Orgasm often triggers a brief rise in oxytocin. ("Specificity of the neuroendocrine response to orgasm during sexual arousal in men" http://joe.endocrinology-journals.org/cgi/content/abstract/177/1/57) Curiously, however, orgasm doesn't reduce cortisol, while positive social interaction and warm touch consistently do. ("Social support and oxytocin interact to suppress cortisol and subjective responses to psychosocial stress"

http://www.socialbehavior.uzh.ch/researchgroups/heinrichs/BiolPsychiatry- MH03.pdf Paradoxically, high oxytocin without social support is associated with higher cortisol. "Anxiety, cortisol, and attachment predict plasma oxytocin" http://www.ncbi.nlm.nih.gov/pubmed/17371496)

Attachment cues (generous touch, close companionship) appear to work by relaxing the amygdala, not hammering the reward circuitry directly (as porn does). In social bonds, it appears that oxytocin triggers the release of dopamine to make them rewarding via a slightly different brain pathway.

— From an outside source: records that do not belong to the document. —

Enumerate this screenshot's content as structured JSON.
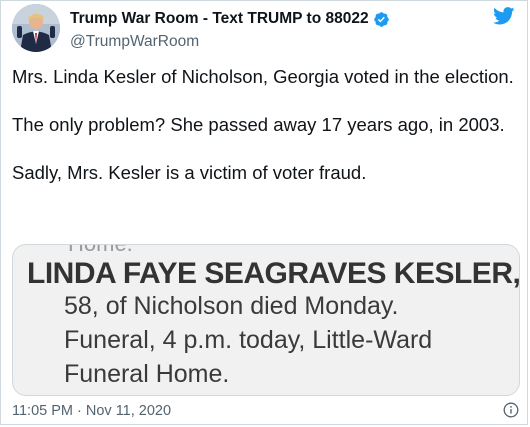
{
  "tweet": {
    "display_name": "Trump War Room - Text TRUMP to 88022",
    "handle": "@TrumpWarRoom",
    "paragraphs": [
      "Mrs. Linda Kesler of Nicholson, Georgia voted in the election.",
      "The only problem? She passed away 17 years ago, in 2003.",
      "Sadly, Mrs. Kesler is a victim of voter fraud."
    ],
    "timestamp": "11:05 PM · Nov 11, 2020"
  },
  "media": {
    "clipped_text": "Home.",
    "obituary_name": "LINDA FAYE SEAGRAVES KESLER,",
    "obituary_lines": [
      "58, of Nicholson died Monday.",
      "Funeral, 4 p.m. today, Little-Ward",
      "Funeral Home."
    ]
  },
  "icons": {
    "verified": "verified-badge-icon",
    "logo": "twitter-bird-icon",
    "info": "info-icon"
  },
  "colors": {
    "accent": "#1d9bf0",
    "text": "#0f1419",
    "secondary_text": "#536471",
    "border": "#cfd9de"
  }
}
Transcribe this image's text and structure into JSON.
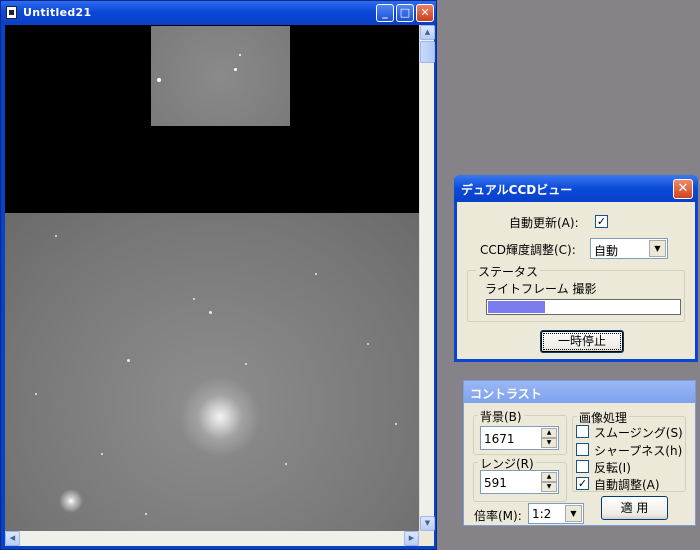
{
  "main_window": {
    "title": "Untitled21",
    "buttons": {
      "minimize": "_",
      "maximize": "□",
      "close": "✕"
    }
  },
  "ccd_dialog": {
    "title": "デュアルCCDビュー",
    "close": "✕",
    "auto_update_label": "自動更新(A):",
    "auto_update_checked": "✓",
    "brightness_label": "CCD輝度調整(C):",
    "brightness_value": "自動",
    "status_group": "ステータス",
    "status_text": "ライトフレーム 撮影",
    "progress": 0.3,
    "pause_button": "一時停止"
  },
  "contrast_dialog": {
    "title": "コントラスト",
    "background_label": "背景(B)",
    "background_value": "1671",
    "range_label": "レンジ(R)",
    "range_value": "591",
    "image_processing_label": "画像処理",
    "options": [
      {
        "label": "スムージング(S)",
        "checked": ""
      },
      {
        "label": "シャープネス(h)",
        "checked": ""
      },
      {
        "label": "反転(I)",
        "checked": ""
      },
      {
        "label": "自動調整(A)",
        "checked": "✓"
      }
    ],
    "zoom_label": "倍率(M):",
    "zoom_value": "1:2",
    "apply_button": "適 用"
  },
  "icons": {
    "dropdown": "▼",
    "spin_up": "▲",
    "spin_down": "▼",
    "scroll_up": "▲",
    "scroll_down": "▼",
    "scroll_left": "◀",
    "scroll_right": "▶"
  },
  "colors": {
    "xp_title_blue": "#0a48d8",
    "progress_fill": "#7b7cee",
    "desktop": "#858288"
  }
}
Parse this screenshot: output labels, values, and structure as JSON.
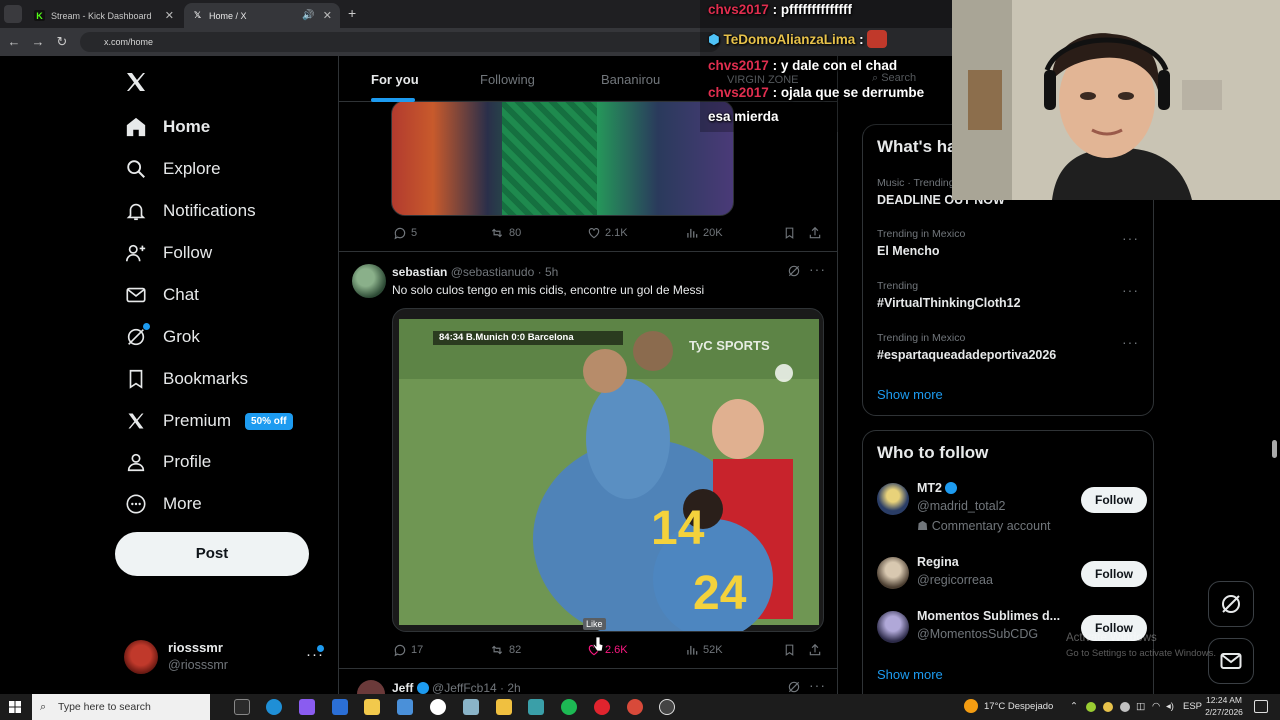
{
  "browser": {
    "tabs": [
      {
        "title": "Stream - Kick Dashboard",
        "active": false,
        "favicon": "kick-icon",
        "color": "#53fc18"
      },
      {
        "title": "Home / X",
        "active": true,
        "favicon": "x-logo-icon"
      }
    ],
    "url": "x.com/home"
  },
  "sidebar": {
    "items": [
      {
        "label": "Home",
        "icon": "home-icon",
        "active": true
      },
      {
        "label": "Explore",
        "icon": "search-icon"
      },
      {
        "label": "Notifications",
        "icon": "bell-icon"
      },
      {
        "label": "Follow",
        "icon": "person-plus-icon"
      },
      {
        "label": "Chat",
        "icon": "mail-icon"
      },
      {
        "label": "Grok",
        "icon": "grok-icon"
      },
      {
        "label": "Bookmarks",
        "icon": "bookmark-icon"
      },
      {
        "label": "Premium",
        "icon": "x-logo-icon",
        "badge": "50% off"
      },
      {
        "label": "Profile",
        "icon": "person-icon"
      },
      {
        "label": "More",
        "icon": "more-circle-icon"
      }
    ],
    "post_label": "Post",
    "account": {
      "name": "riosssmr",
      "handle": "@riosssmr"
    }
  },
  "feed": {
    "tabs": [
      "For you",
      "Following",
      "Bananirou",
      "VIRGIN ZONE"
    ],
    "tweets": [
      {
        "replies": "5",
        "reposts": "80",
        "likes": "2.1K",
        "views": "20K"
      },
      {
        "name": "sebastian",
        "handle": "@sebastianudo",
        "time": "· 5h",
        "text": "No solo culos tengo en mis cidis, encontre un gol de Messi",
        "video_overlay": {
          "scoreboard": "84:34 B.Munich 0:0 Barcelona",
          "channel": "TyC SPORTS"
        },
        "replies": "17",
        "reposts": "82",
        "likes": "2.6K",
        "views": "52K",
        "tooltip": "Like"
      },
      {
        "name": "Jeff",
        "handle": "@JeffFcb14",
        "time": "· 2h"
      }
    ]
  },
  "right": {
    "search_placeholder": "Search",
    "trends_title": "What's happening",
    "trends": [
      {
        "context": "Music · Trending",
        "name": "DEADLINE OUT NOW"
      },
      {
        "context": "Trending in Mexico",
        "name": "El Mencho"
      },
      {
        "context": "Trending",
        "name": "#VirtualThinkingCloth12"
      },
      {
        "context": "Trending in Mexico",
        "name": "#espartaqueadadeportiva2026"
      }
    ],
    "trends_show_more": "Show more",
    "wtf_title": "Who to follow",
    "who_to_follow": [
      {
        "name": "MT2",
        "handle": "@madrid_total2",
        "subtitle": "Commentary account",
        "verified": true
      },
      {
        "name": "Regina",
        "handle": "@regicorreaa"
      },
      {
        "name": "Momentos Sublimes d...",
        "handle": "@MomentosSubCDG"
      }
    ],
    "follow_label": "Follow",
    "wtf_show_more": "Show more"
  },
  "stream_chat": [
    {
      "user": "chvs2017",
      "sep": " : ",
      "msg": "pffffffffffffff"
    },
    {
      "user": "TeDomoAlianzaLima",
      "sep": " : ",
      "msg": ""
    },
    {
      "user": "chvs2017",
      "sep": " : ",
      "msg": "y dale con el chad"
    },
    {
      "user": "chvs2017",
      "sep": " : ",
      "msg": "ojala que se derrumbe"
    },
    {
      "user": "",
      "sep": "",
      "msg": "esa mierda"
    }
  ],
  "watermark": {
    "line1": "Activate Windows",
    "line2": "Go to Settings to activate Windows."
  },
  "taskbar": {
    "search_placeholder": "Type here to search",
    "weather": "17°C  Despejado",
    "lang": "ESP",
    "time": "12:24 AM",
    "date": "2/27/2026"
  },
  "colors": {
    "accent": "#1d9bf0",
    "background": "#000000",
    "border": "#2f3336",
    "muted": "#71767b"
  }
}
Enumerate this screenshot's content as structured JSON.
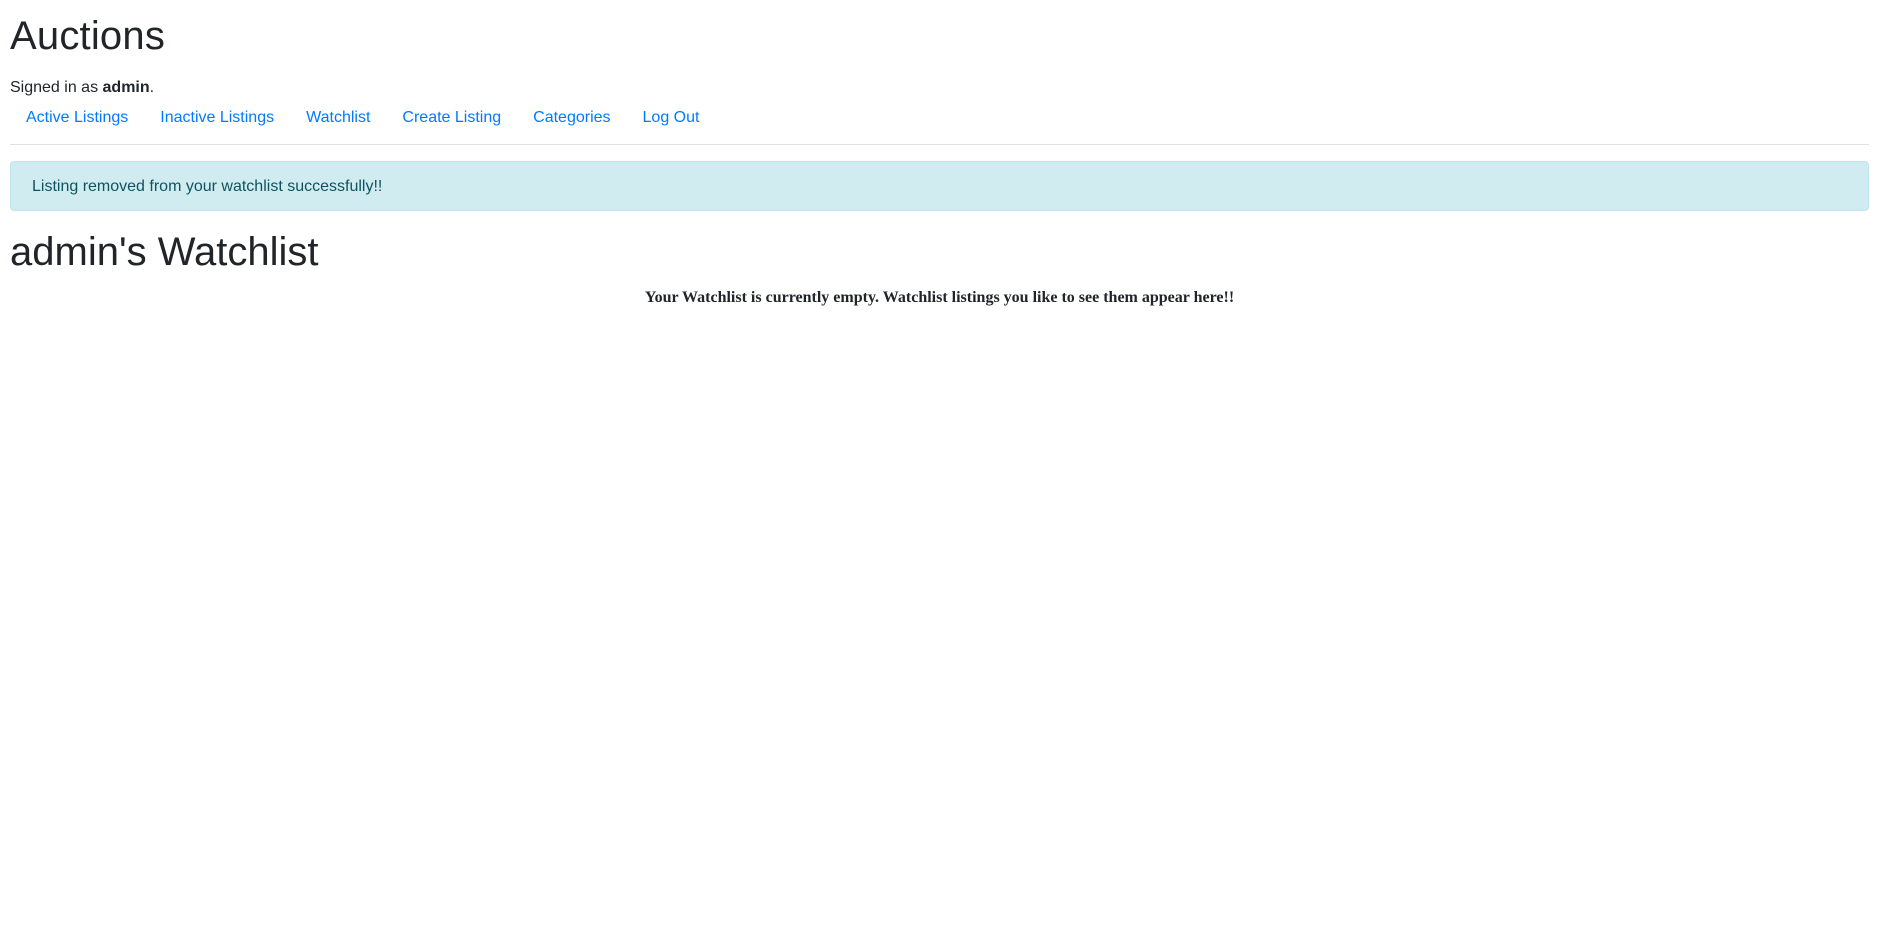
{
  "header": {
    "site_title": "Auctions",
    "signed_in_prefix": "Signed in as ",
    "username": "admin",
    "signed_in_suffix": "."
  },
  "nav": {
    "items": [
      {
        "label": "Active Listings"
      },
      {
        "label": "Inactive Listings"
      },
      {
        "label": "Watchlist"
      },
      {
        "label": "Create Listing"
      },
      {
        "label": "Categories"
      },
      {
        "label": "Log Out"
      }
    ]
  },
  "alert": {
    "message": "Listing removed from your watchlist successfully!!"
  },
  "main": {
    "title": "admin's Watchlist",
    "empty_message": "Your Watchlist is currently empty. Watchlist listings you like to see them appear here!!"
  },
  "colors": {
    "link": "#007bff",
    "alert_bg": "#d1ecf1",
    "alert_text": "#0c5460",
    "text": "#212529"
  }
}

Some assume that porn users "bond" to porn in lieu of women, perhaps due to the spurt of oxytocin often released at climax. This seems doubtful. Porn hijacks our drive to mate, which is probably the most powerful, most druglike, neurochemical response we humans experience. Porn can certainly lead to subsequent dissatisfaction and a desire for more. But porn users don't desire more of the same. Instead they desire the more intense stimulation of novelty. So they generally aren't "bonding" to specific porn; most are simply becoming dependent on the neurochemicals of intense arousal. One of our website visitors mentioned he had seen a TV show on sex dolls. One man had already acquired ten life-size rubber dolls he barely had room to store, because only novelty seemed to offer satisfaction. (Obviously, it didn't, and this is a graphic example of how the binge trigger actually promotes dissatisfaction.)

Conclusion

Framing the porn debate in terms of "dampening the pleasure response of the brain," and recovery from porn addiction in terms of "returning the brain to normal sensitivity" has definite advantages:

  1. It sidesteps the moral debate and freedom-of-speech debate entirely, so it doesn't provoke resistance, or increase shame (which can strengthen compulsion due to the added neurochemical buzz of forbidden or anxiety-producing activities).
  2. Educating young people about porn and the brain is challenging, but possible. In fact, learning about the reward circuitry helps kids understand all addictions, including junk food (obesity). To this end, a free audiobook directed to kids and their parents to help both understand the risks of porn addiction in terms of its effects on the brain can be heard here: "Things You Didn't Know About Porn" Slide presentation of excerpts:

http://www.youtube.com/user/BodyWisdomVideos#p/a/u/2/aJLRTL7w5qA

Full audio file:

http://www.reuniting.info/download/misc/ThingsYouDidnt.UK.mp3

3. Erectile dysfunction (or lack of orgasmic responsiveness in both sexes) is powerful motivation to change one's habits. But only if one clearly understands how over-stimulation can desensitize the brain. Without this information, most users chart their course by short-term results, and conclude that the solution to erectile dysfunction is hotter and hotter porn, and then sexual enhancement drugs, or both.